In this conversation, prose encounters poetry when Burcu Sahin and Ola Larsmo discuss their common point of departure: Swedish racial biology
Language: Swedish
Saturday 25 march, 14.00
Uppsala Konstmuseum
To create a solid “theoretical ground for an exact racial hygiene and rational population policies” was the task of the State’s Racial Biology Institute that was founded here in Uppsala a hundred years ago. The Institute would be active for almost four decades and two recently published works investigate very different aspects of its legacy.
These works take the form of poetry in the award-winning poet Burcu Sahin’s Blood Book (Blodbok) and prose by author and literary critic Ola Larsmo in his Lesson 11 (Lektion 11).
Burcu Sahin debuted in 2018 with the poetry collection Embroideries (Broderier) for which she was awarded with the Katapult Prize. The poems take craft as their point of departure, as it has been practiced by generations of women: embroidery, sowing, weaving. They unfold a tapestry where tradition and memory contrast with movement, migration and conflict.
In her recent Blood Book, she poses entirely different questions. How does Sweden relate to its own history of colonialism and racism?
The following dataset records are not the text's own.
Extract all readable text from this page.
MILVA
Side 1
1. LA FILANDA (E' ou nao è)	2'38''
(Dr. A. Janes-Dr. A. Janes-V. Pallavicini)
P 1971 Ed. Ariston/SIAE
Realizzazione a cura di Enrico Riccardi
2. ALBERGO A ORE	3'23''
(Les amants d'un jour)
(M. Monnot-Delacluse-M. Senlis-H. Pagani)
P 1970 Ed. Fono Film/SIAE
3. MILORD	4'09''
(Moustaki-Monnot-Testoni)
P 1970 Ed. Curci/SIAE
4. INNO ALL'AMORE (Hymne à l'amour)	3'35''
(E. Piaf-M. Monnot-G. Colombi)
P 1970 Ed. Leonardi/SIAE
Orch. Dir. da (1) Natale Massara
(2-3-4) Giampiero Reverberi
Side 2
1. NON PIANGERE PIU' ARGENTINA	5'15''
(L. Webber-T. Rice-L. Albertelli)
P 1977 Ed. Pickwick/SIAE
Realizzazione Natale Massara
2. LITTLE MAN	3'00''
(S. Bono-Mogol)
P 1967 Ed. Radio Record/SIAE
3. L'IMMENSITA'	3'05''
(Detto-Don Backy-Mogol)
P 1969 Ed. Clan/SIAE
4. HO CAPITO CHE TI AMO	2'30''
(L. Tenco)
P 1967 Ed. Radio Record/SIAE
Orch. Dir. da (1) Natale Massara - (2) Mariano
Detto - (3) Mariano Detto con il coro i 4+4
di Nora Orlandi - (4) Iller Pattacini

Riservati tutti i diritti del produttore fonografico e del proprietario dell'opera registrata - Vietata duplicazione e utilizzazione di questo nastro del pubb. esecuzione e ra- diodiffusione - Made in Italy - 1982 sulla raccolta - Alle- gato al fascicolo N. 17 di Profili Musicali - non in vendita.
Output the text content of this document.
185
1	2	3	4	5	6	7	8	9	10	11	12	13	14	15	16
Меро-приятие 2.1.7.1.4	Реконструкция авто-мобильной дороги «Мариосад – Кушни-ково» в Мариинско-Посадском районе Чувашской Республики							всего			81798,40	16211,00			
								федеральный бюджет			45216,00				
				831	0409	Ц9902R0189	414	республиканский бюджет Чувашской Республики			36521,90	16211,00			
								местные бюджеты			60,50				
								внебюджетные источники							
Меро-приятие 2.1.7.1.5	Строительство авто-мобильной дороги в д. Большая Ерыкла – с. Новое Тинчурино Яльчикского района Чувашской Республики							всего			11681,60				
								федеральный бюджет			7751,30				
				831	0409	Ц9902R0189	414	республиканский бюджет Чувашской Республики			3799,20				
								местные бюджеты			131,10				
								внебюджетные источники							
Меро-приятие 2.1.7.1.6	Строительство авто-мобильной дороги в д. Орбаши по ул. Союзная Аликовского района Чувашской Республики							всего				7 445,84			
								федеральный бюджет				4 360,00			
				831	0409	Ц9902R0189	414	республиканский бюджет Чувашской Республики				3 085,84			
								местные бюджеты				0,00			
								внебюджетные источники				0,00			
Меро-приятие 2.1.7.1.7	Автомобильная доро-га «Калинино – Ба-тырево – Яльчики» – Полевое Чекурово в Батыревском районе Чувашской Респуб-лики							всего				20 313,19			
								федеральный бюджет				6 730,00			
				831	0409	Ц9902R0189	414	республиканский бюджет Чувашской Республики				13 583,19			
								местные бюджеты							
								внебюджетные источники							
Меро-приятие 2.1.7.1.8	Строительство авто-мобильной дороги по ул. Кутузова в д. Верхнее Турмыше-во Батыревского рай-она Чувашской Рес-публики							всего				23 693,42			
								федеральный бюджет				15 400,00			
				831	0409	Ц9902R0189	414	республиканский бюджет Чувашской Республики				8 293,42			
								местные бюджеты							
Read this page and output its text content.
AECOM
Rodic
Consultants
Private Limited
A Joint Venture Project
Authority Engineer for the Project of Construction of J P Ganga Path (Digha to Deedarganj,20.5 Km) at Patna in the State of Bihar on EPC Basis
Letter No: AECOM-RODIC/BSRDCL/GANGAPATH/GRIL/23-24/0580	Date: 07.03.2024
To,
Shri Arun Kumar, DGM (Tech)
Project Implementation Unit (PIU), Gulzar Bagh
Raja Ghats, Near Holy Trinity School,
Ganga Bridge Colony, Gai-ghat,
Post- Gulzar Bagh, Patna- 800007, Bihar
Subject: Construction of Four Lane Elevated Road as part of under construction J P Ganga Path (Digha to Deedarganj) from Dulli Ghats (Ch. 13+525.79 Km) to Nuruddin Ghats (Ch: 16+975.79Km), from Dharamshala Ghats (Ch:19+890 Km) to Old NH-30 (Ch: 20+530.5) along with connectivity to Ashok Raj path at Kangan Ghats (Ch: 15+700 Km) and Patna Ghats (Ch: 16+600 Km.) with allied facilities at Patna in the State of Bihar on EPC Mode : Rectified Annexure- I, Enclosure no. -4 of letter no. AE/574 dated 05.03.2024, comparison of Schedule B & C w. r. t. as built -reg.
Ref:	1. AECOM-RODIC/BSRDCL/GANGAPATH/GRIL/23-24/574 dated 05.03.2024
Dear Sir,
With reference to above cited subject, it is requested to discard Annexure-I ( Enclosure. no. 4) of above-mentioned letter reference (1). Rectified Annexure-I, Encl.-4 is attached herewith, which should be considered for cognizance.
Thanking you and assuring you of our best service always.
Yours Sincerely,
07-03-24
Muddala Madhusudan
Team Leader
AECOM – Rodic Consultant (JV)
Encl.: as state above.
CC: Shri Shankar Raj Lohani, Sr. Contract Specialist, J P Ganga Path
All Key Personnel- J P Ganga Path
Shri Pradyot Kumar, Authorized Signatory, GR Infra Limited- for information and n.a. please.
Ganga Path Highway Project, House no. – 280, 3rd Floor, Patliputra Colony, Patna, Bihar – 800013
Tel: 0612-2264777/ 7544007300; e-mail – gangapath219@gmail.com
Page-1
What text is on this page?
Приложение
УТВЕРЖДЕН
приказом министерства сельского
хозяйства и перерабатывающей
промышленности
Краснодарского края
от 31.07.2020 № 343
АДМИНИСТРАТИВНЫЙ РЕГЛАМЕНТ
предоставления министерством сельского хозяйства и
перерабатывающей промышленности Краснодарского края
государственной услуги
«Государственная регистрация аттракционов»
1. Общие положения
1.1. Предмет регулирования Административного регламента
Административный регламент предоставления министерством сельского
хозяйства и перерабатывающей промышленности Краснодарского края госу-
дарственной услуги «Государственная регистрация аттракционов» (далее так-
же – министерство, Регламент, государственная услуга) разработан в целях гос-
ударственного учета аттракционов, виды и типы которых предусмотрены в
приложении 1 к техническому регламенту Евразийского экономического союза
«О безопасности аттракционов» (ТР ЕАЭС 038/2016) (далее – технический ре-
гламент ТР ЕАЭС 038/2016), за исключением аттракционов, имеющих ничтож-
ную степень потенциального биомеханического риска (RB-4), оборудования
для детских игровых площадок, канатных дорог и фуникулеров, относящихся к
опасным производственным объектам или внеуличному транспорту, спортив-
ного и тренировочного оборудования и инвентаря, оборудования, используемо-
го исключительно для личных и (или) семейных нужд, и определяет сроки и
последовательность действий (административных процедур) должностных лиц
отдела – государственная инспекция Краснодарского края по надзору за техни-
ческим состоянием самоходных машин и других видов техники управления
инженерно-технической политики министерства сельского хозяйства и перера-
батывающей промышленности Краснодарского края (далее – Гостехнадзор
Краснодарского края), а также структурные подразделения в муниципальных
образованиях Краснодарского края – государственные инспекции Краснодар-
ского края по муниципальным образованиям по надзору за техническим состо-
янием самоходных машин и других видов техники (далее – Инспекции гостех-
What lives on within and outside the archives? What has been erased from history?
Ola Larsmo, writer, literary critic and cultural journalist has also studied the Institute for Racial Biology. As in his previous book, Ten Lessons in Swedish History (Tio lektioner i svensk historia), Larsmo seeks in Lesson 11 – A Book about Racial Biology to correct a number of errors and misconceptions in the historical narrative. It is also a book that tries to narrate the transition in values that led to the implementation of racial biology to values that led to democratic humanism.
In his novels, essays, editorials and lectures, Larsmo consistently returns to Swedish historical narratives. In this conversation, prose encounters poetry when Burcu Sahin and Ola Larsmo discuss their common point of departure: Swedish racial biology.